Imóveis os animais aguardavam sem se espiar. Mas um deles batia o
casco – e a breve pancada quebrava a vigília: fustigados moviam-se
de súbito álacres, entrecruzando-se sem jamais se esbarrarem e
entre eles se perdia o cavalo branco. Até que um relincho de súbita
cólera os advertia – por um segundo atentos, logo se espalhavam de
novo em nova composição de trote, o dorso sem cavaleiros, os
pescoços abaixados até o focinho tocar no peito.

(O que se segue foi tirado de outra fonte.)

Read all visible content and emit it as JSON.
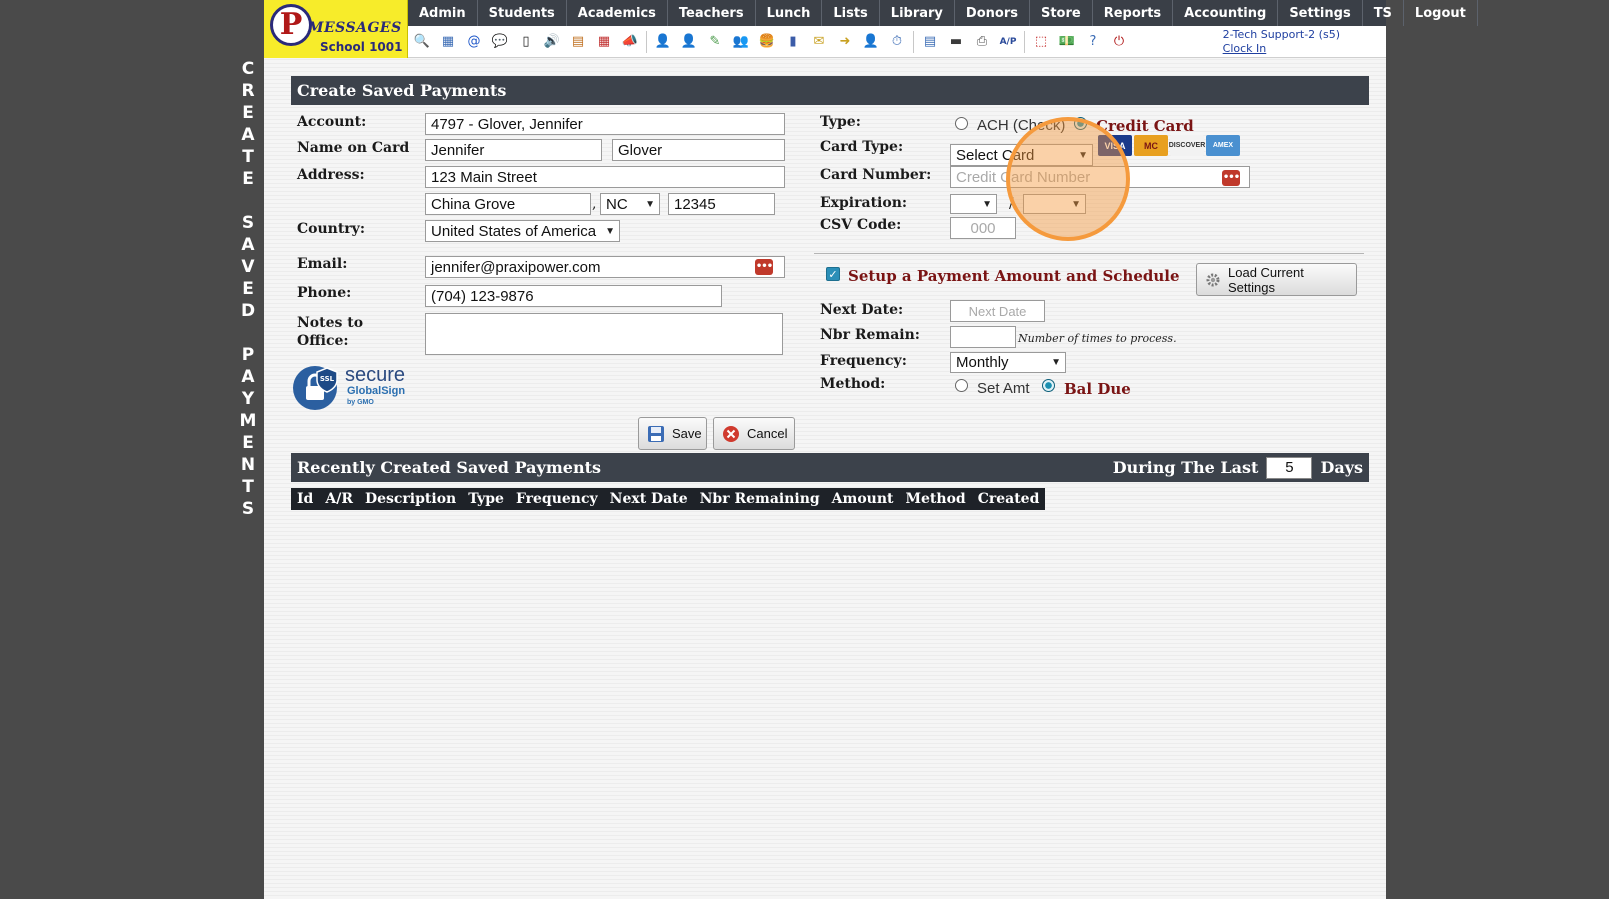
{
  "side_title": [
    "C",
    "R",
    "E",
    "A",
    "T",
    "E",
    "",
    "S",
    "A",
    "V",
    "E",
    "D",
    "",
    "P",
    "A",
    "Y",
    "M",
    "E",
    "N",
    "T",
    "S"
  ],
  "logo": {
    "letter": "P",
    "brand": "MESSAGES",
    "school": "School 1001"
  },
  "nav": [
    "Admin",
    "Students",
    "Academics",
    "Teachers",
    "Lunch",
    "Lists",
    "Library",
    "Donors",
    "Store",
    "Reports",
    "Accounting",
    "Settings",
    "TS",
    "Logout"
  ],
  "toolbar_icons": [
    {
      "name": "search-icon",
      "glyph": "🔍",
      "color": "#5b6fa0"
    },
    {
      "name": "table-icon",
      "glyph": "▦",
      "color": "#3b6cb5"
    },
    {
      "name": "email-at-icon",
      "glyph": "@",
      "color": "#1d56c8"
    },
    {
      "name": "chat-icon",
      "glyph": "💬",
      "color": "#3a9a3a"
    },
    {
      "name": "phone-icon",
      "glyph": "▯",
      "color": "#222"
    },
    {
      "name": "speaker-icon",
      "glyph": "🔊",
      "color": "#555"
    },
    {
      "name": "newsletter-icon",
      "glyph": "▤",
      "color": "#c07020"
    },
    {
      "name": "calendar-icon",
      "glyph": "▦",
      "color": "#c03030"
    },
    {
      "name": "megaphone-icon",
      "glyph": "📣",
      "color": "#555"
    },
    {
      "sep": true
    },
    {
      "name": "student-icon",
      "glyph": "👤",
      "color": "#c05020"
    },
    {
      "name": "teacher-icon",
      "glyph": "👤",
      "color": "#805030"
    },
    {
      "name": "pencil-icon",
      "glyph": "✎",
      "color": "#4a9a4a"
    },
    {
      "name": "group-icon",
      "glyph": "👥",
      "color": "#444"
    },
    {
      "name": "lunch-icon",
      "glyph": "🍔",
      "color": "#c08020"
    },
    {
      "name": "book-icon",
      "glyph": "▮",
      "color": "#3b5ca8"
    },
    {
      "name": "coupon-icon",
      "glyph": "✉",
      "color": "#c8a020"
    },
    {
      "name": "export-icon",
      "glyph": "➜",
      "color": "#c8a020"
    },
    {
      "name": "person-icon",
      "glyph": "👤",
      "color": "#444"
    },
    {
      "name": "clock-icon",
      "glyph": "⏱",
      "color": "#3b6cb5"
    },
    {
      "sep": true
    },
    {
      "name": "grid-icon",
      "glyph": "▤",
      "color": "#3b6cb5"
    },
    {
      "name": "card-icon",
      "glyph": "▬",
      "color": "#3a3a3a"
    },
    {
      "name": "printer-icon",
      "glyph": "⎙",
      "color": "#555"
    },
    {
      "name": "ap-icon",
      "glyph": "A/P",
      "color": "#2a4a9a"
    },
    {
      "sep": true
    },
    {
      "name": "pdf-icon",
      "glyph": "⬚",
      "color": "#c02020"
    },
    {
      "name": "money-icon",
      "glyph": "💵",
      "color": "#3a7a3a"
    },
    {
      "name": "help-icon",
      "glyph": "?",
      "color": "#3b6cb5"
    },
    {
      "name": "power-icon",
      "glyph": "⏻",
      "color": "#b01818"
    }
  ],
  "user": {
    "name": "2-Tech Support-2 (s5)",
    "clock_in": "Clock In"
  },
  "form": {
    "header": "Create Saved Payments",
    "labels": {
      "account": "Account:",
      "name_on_card": "Name on Card",
      "address": "Address:",
      "country": "Country:",
      "email": "Email:",
      "phone": "Phone:",
      "notes_line1": "Notes to",
      "notes_line2": "Office:"
    },
    "account": "4797 - Glover, Jennifer",
    "first_name": "Jennifer",
    "last_name": "Glover",
    "street": "123 Main Street",
    "city": "China Grove",
    "comma": ",",
    "state": "NC",
    "zip": "12345",
    "country": "United States of America",
    "email": "jennifer@praxipower.com",
    "phone": "(704) 123-9876",
    "notes": ""
  },
  "ssl_badge": {
    "ssl": "SSL",
    "secure": "secure",
    "globalsign": "GlobalSign",
    "gmo": "by GMO"
  },
  "payment": {
    "labels": {
      "type": "Type:",
      "card_type": "Card Type:",
      "card_number": "Card Number:",
      "expiration": "Expiration:",
      "csv_code": "CSV Code:"
    },
    "type_options": {
      "ach": "ACH (Check)",
      "credit": "Credit Card",
      "selected": "credit"
    },
    "card_type_value": "Select Card",
    "card_logos": [
      "VISA",
      "MC",
      "DISCOVER",
      "AMEX"
    ],
    "card_number_placeholder": "Credit Card Number",
    "expiration_month": "",
    "expiration_slash": "/",
    "expiration_year": "",
    "csv_placeholder": "000"
  },
  "schedule": {
    "title": "Setup a Payment Amount and Schedule",
    "checked": true,
    "load_button": "Load Current Settings",
    "labels": {
      "next_date": "Next Date:",
      "nbr_remain": "Nbr Remain:",
      "frequency": "Frequency:",
      "method": "Method:"
    },
    "next_date_placeholder": "Next Date",
    "nbr_remain": "",
    "nbr_note": "Number of times to process.",
    "frequency": "Monthly",
    "method_options": {
      "set_amt": "Set Amt",
      "bal_due": "Bal Due",
      "selected": "bal_due"
    }
  },
  "buttons": {
    "save": "Save",
    "cancel": "Cancel"
  },
  "recent": {
    "header": "Recently Created Saved Payments",
    "during_label": "During The Last",
    "days_value": "5",
    "days_label": "Days",
    "columns": [
      "Id",
      "A/R",
      "Description",
      "Type",
      "Frequency",
      "Next Date",
      "Nbr Remaining",
      "Amount",
      "Method",
      "Created"
    ]
  },
  "colors": {
    "accent_red": "#7a1414",
    "header_bg": "#3c424b",
    "highlight": "#f59a3d"
  }
}
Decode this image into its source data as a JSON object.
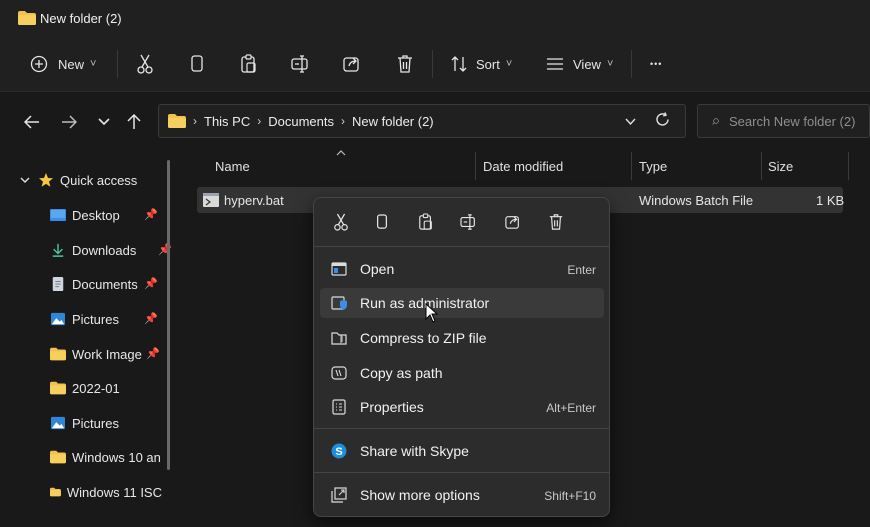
{
  "window": {
    "title": "New folder (2)"
  },
  "toolbar": {
    "new_label": "New",
    "sort_label": "Sort",
    "view_label": "View",
    "more_label": "•••",
    "caret": "˅"
  },
  "address": {
    "crumbs": [
      "This PC",
      "Documents",
      "New folder (2)"
    ],
    "separator": "›"
  },
  "search": {
    "placeholder": "Search New folder (2)"
  },
  "sidebar": {
    "quick_access": "Quick access",
    "items": [
      {
        "label": "Desktop",
        "icon": "desktop-icon",
        "pinned": true
      },
      {
        "label": "Downloads",
        "icon": "download-icon",
        "pinned": true
      },
      {
        "label": "Documents",
        "icon": "document-icon",
        "pinned": true
      },
      {
        "label": "Pictures",
        "icon": "pictures-icon",
        "pinned": true
      },
      {
        "label": "Work Image",
        "icon": "folder-icon",
        "pinned": true
      },
      {
        "label": "2022-01",
        "icon": "folder-icon",
        "pinned": false
      },
      {
        "label": "Pictures",
        "icon": "pictures-icon",
        "pinned": false
      },
      {
        "label": "Windows 10 an",
        "icon": "folder-icon",
        "pinned": false
      },
      {
        "label": "Windows 11 ISC",
        "icon": "folder-icon",
        "pinned": false
      }
    ]
  },
  "columns": {
    "name": "Name",
    "date_modified": "Date modified",
    "type": "Type",
    "size": "Size"
  },
  "files": [
    {
      "name": "hyperv.bat",
      "type": "Windows Batch File",
      "size": "1 KB"
    }
  ],
  "context_menu": {
    "items": [
      {
        "label": "Open",
        "shortcut": "Enter",
        "icon": "open-icon"
      },
      {
        "label": "Run as administrator",
        "shortcut": "",
        "icon": "shield-icon"
      },
      {
        "label": "Compress to ZIP file",
        "shortcut": "",
        "icon": "zip-icon"
      },
      {
        "label": "Copy as path",
        "shortcut": "",
        "icon": "path-icon"
      },
      {
        "label": "Properties",
        "shortcut": "Alt+Enter",
        "icon": "properties-icon"
      },
      {
        "label": "Share with Skype",
        "shortcut": "",
        "icon": "skype-icon"
      },
      {
        "label": "Show more options",
        "shortcut": "Shift+F10",
        "icon": "more-options-icon"
      }
    ]
  },
  "colors": {
    "accent_folder": "#f2c14e",
    "skype": "#1b8fdb",
    "blue": "#3b8ee8"
  }
}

Eriçadas as
crinas. Eles cadenciados, incultos.
Noite
alta – enquanto os homens dormiam – vinha encontrá-los imóveis
nas trevas. Estáveis e sem peso. Lá estavam eles invisíveis,
respirando. Aguardando com a inteligência curta. Embaixo, na
cidadezinha adormecida, um galo voava e empoleirava-se no bordo de
uma janela. As galinhas espiavam. Além da ferrovia um rato pronto a
fugir. Então o tordilho batia a pata. Não tinha boca para falar mas
dava o pequeno sinal que se manifestava de espaço a espaço na
escuridão. Eles espiavam. Aqueles animais que tinham um olho para
ver de cada lado – nada precisava ser visto de frente por eles, e
essa era a grande noite. Os flancos de uma égua percorridos por
rápida contração. Nos silêncios da noite a égua esgazeava o olho
como se estivesse rodeada pela eternidade. O potro mais inquieto
ainda erguia a crina em surdo relincho. Enfim reinava o silêncio
total. Até que a frágil luminosidade da madrugada os revelava.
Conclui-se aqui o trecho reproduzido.